Whenever any President does anything, it’s kind of newsworthy, and Clifford Berryman, a cartoonist heard the story, made the old bear a cub, and made a cartoon of Teddy freeing a Bear Cub from a tree. The cartoon made the rounds and inspired Morris Michtom and his wife Rose, to make a little toy bear cub, just to decorate the window of their hand-made toy shop. Most toys were handmade still in the early 1900s. A bunch of people offered to buy it, but he didn’t sell it right away. He actually sent it to the President and asked permission to sell what he called The Teddy Bear. Teddy Roosevelt approved, with no strings attached, so the Mitchums started making them, and put them on sale.
The Teddy Bear really represented the start of more than just the first stuffed non-human toy with arms and legs, it changed the whole toy industry. The earliest toys were usually something with wheels, a ball, a human baby doll, or sports-oriented. In 1892, there was a cat toy, basically the outline of a cat with stuffing, called Ithaca Cat (US patent 483727A). It was more like a shaped pillow, they still make reproductions today. That caused a mini-craze for other stuffed pillow toys like bunnies, kittens, puppies, and the Teddy Bear came out at just about the right time.

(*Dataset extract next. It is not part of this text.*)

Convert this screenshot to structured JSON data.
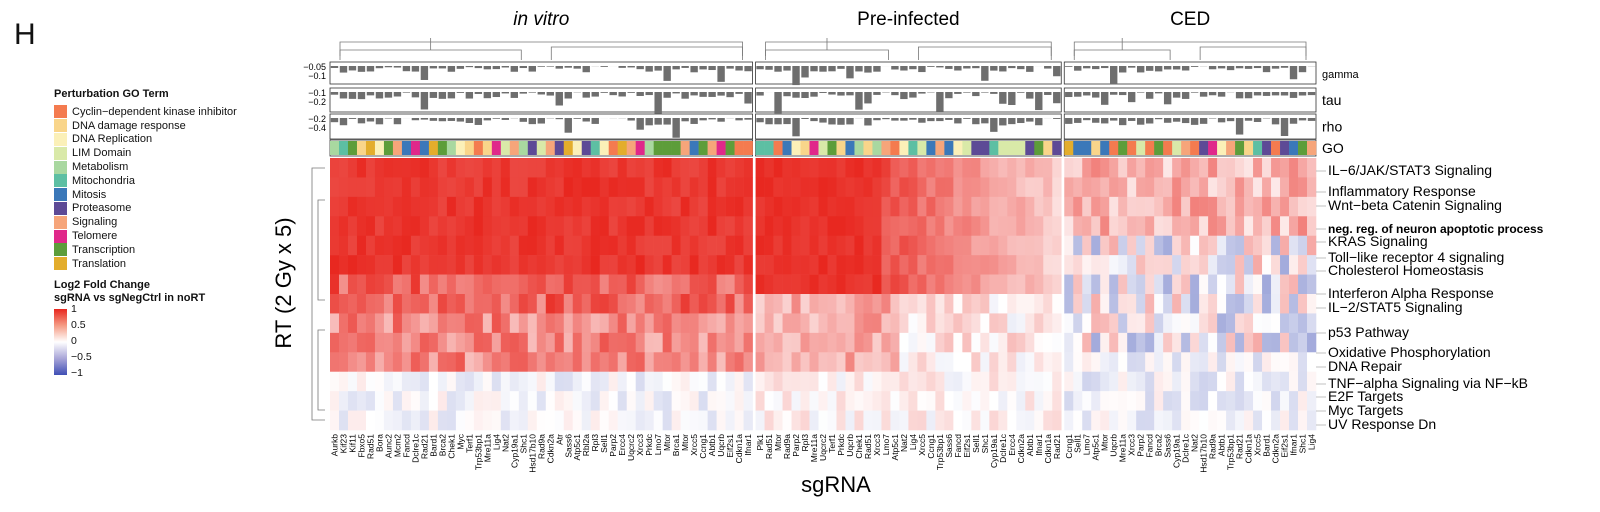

The stuffed Bear was the biggest toy of the last century. Change a few things, and give the bear a personality, and the toy becomes Winnie The Pooh, or Paddington Bear, Teddy Ruxpin, The Care Bears, or Corduroy. Teddy Bears introduced the whole idea of anthropomorphic toys- animals having human features and personalities.
The Mitchums went on to found the IDEAL Toy Company, which up until Barbie & GI Joe, was the largest Toy Company in the World. IDEAL is also the company that gave us The Rubik’s Cube in the 1980s. If the Miitchums didn’t start by giving us the Teddy Bear, we’d probably still be rolling hoops (hooping) with a stick like people did for most of the past 2000 years…
“The Teddy Bear“
We might further note that a recent incarnation of the Teddy was an avatar of late Mall culture: Build-a-Bear Workshop… which, from its founding in 1997) grew to over 500 (largely mall-based) locations around the U.S… but that has now moved aggressively on-line.